By the time the current regulatory vintage has run its course, the 10th anniversary of the collapse of Lehman Brothers will have come and gone. MiFID II/MiFIR is not set to come into effect until 2018, for example, while the final phase-in of Basel III is not until 2019. This by definition excludes work streams that have been initiated but not finalised, such as the broad sweep to Basel IV and the impacts of standardised RWA modelling and calibration.
Regulation by its very nature has to ebb and flow with the vagaries of the institutions it is intended to regulate and the markets served by the institutions regulated. The more conciliatory regulatory tone is likely to have evolved on the back of much more robust levels of bank capital and liquidity – even if risky interconnections in the banking industry are still more entrenched than regulators would like.
The message that seems to have been received is that onerous capital adequacy, leverage, liquidity, funding and resolution metrics; a shift to standardised RWA modelling; and changes to strategic and business models to take account of the new realities are, in the round, so arduous and debilitating that they put the patient into a deep coma.
Banks are shrinking headcount and balance sheets, ditching business lines, exiting geographical locations, shrinking client footprints, altering client service levels; changing legal structures, hiring armies of compliance staff and spending billions on regulatory fulfilment.

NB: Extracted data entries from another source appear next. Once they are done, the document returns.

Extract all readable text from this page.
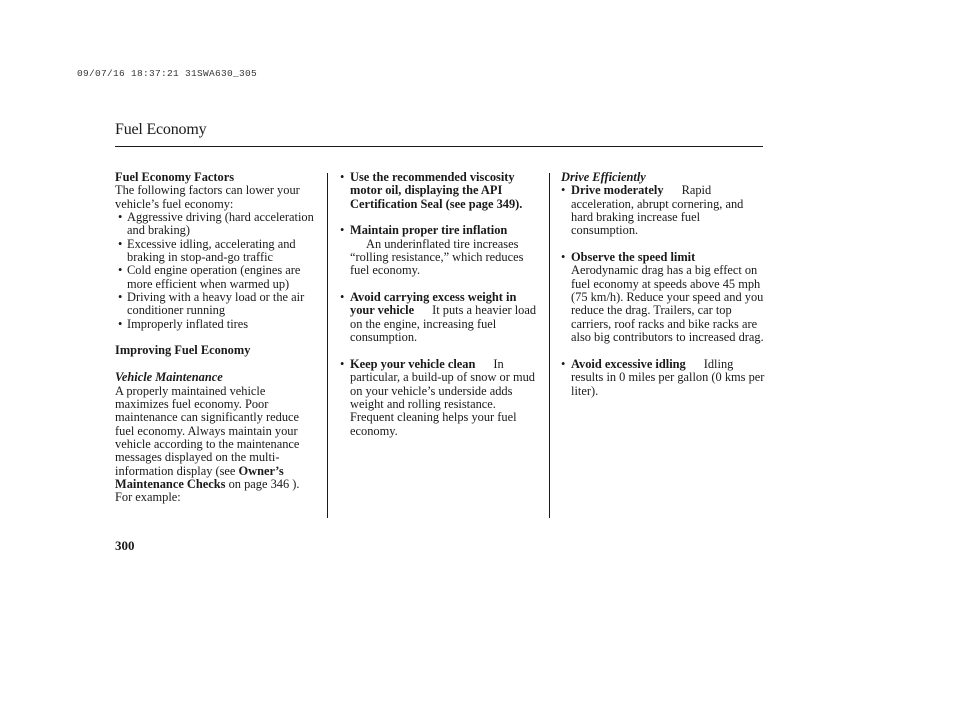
09/07/16 18:37:21 31SWA630_305
Fuel Economy

Fuel Economy Factors

The following factors can lower your vehicle’s fuel economy:

• Aggressive driving (hard acceleration and braking)
• Excessive idling, accelerating and braking in stop-and-go traffic
• Cold engine operation (engines are more efficient when warmed up)
• Driving with a heavy load or the air conditioner running
• Improperly inflated tires

Improving Fuel Economy

Vehicle Maintenance

A properly maintained vehicle maximizes fuel economy. Poor maintenance can significantly reduce fuel economy. Always maintain your vehicle according to the maintenance messages displayed on the multi-information display (see Owner’s Maintenance Checks on page 346 ).

For example:

• Use the recommended viscosity motor oil, displaying the API Certification Seal (see page 349).
• Maintain proper tire inflation
An underinflated tire increases “rolling resistance,” which reduces fuel economy.
• Avoid carrying excess weight in your vehicle It puts a heavier load on the engine, increasing fuel consumption.
• Keep your vehicle clean In particular, a build-up of snow or mud on your vehicle’s underside adds weight and rolling resistance. Frequent cleaning helps your fuel economy.

Drive Efficiently

• Drive moderately Rapid acceleration, abrupt cornering, and hard braking increase fuel consumption.
• Observe the speed limit
Aerodynamic drag has a big effect on fuel economy at speeds above 45 mph (75 km/h). Reduce your speed and you reduce the drag. Trailers, car top carriers, roof racks and bike racks are also big contributors to increased drag.
• Avoid excessive idling Idling results in 0 miles per gallon (0 kms per liter).
300
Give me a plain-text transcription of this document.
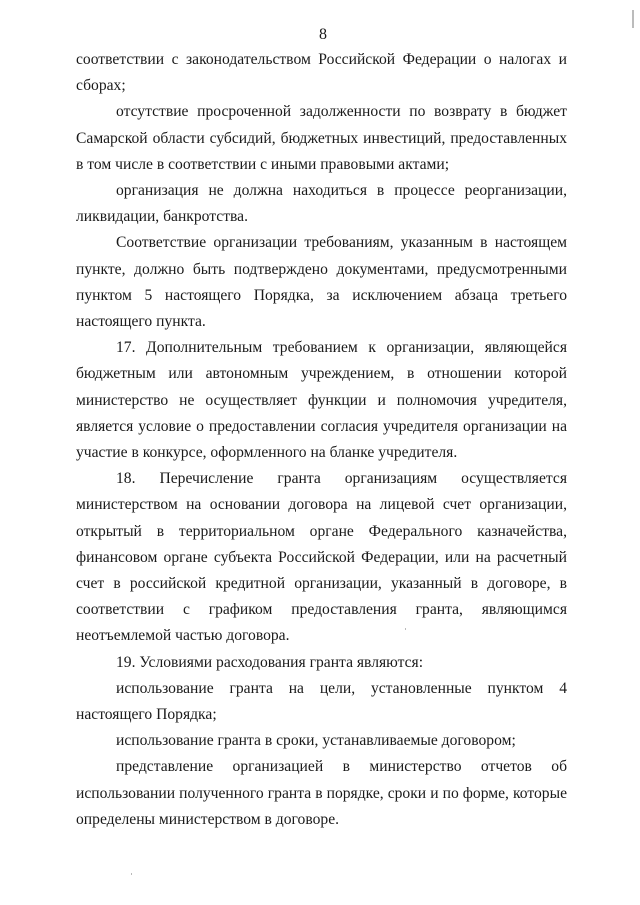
8

соответствии с законодательством Российской Федерации о налогах и сборах;

отсутствие просроченной задолженности по возврату в бюджет Самарской области субсидий, бюджетных инвестиций, предоставленных в том числе в соответствии с иными правовыми актами;

организация не должна находиться в процессе реорганизации, ликвидации, банкротства.

Соответствие организации требованиям, указанным в настоящем пункте, должно быть подтверждено документами, предусмотренными пунктом 5 настоящего Порядка, за исключением абзаца третьего настоящего пункта.

17. Дополнительным требованием к организации, являющейся бюджетным или автономным учреждением, в отношении которой министерство не осуществляет функции и полномочия учредителя, является условие о предоставлении согласия учредителя организации на участие в конкурсе, оформленного на бланке учредителя.

18. Перечисление гранта организациям осуществляется министерством на основании договора на лицевой счет организации, открытый в территориальном органе Федерального казначейства, финансовом органе субъекта Российской Федерации, или на расчетный счет в российской кредитной организации, указанный в договоре, в соответствии с графиком предоставления гранта, являющимся неотъемлемой частью договора.

19. Условиями расходования гранта являются:

использование гранта на цели, установленные пунктом 4 настоящего Порядка;

использование гранта в сроки, устанавливаемые договором;

представление организацией в министерство отчетов об использовании полученного гранта в порядке, сроки и по форме, которые определены министерством в договоре.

Banks have by definition to be risk-takers. Not in the sense of engaging in highly-leveraged proprietary trading in “casino” investment banks but in economically-beneficial risk-taking around consumer, small-business and corporate lending.
We may be at an early stage but with regulators having hugely strengthened the banking sector since 2008, it is reasonable to expect the role of regulation to recede.
And rather than killing the patient, it is necessary to enhance the role of banks as key economic agents. When all is said and done, the focus needs to be on giving end-users genuine choice in their access to working capital and investment funding.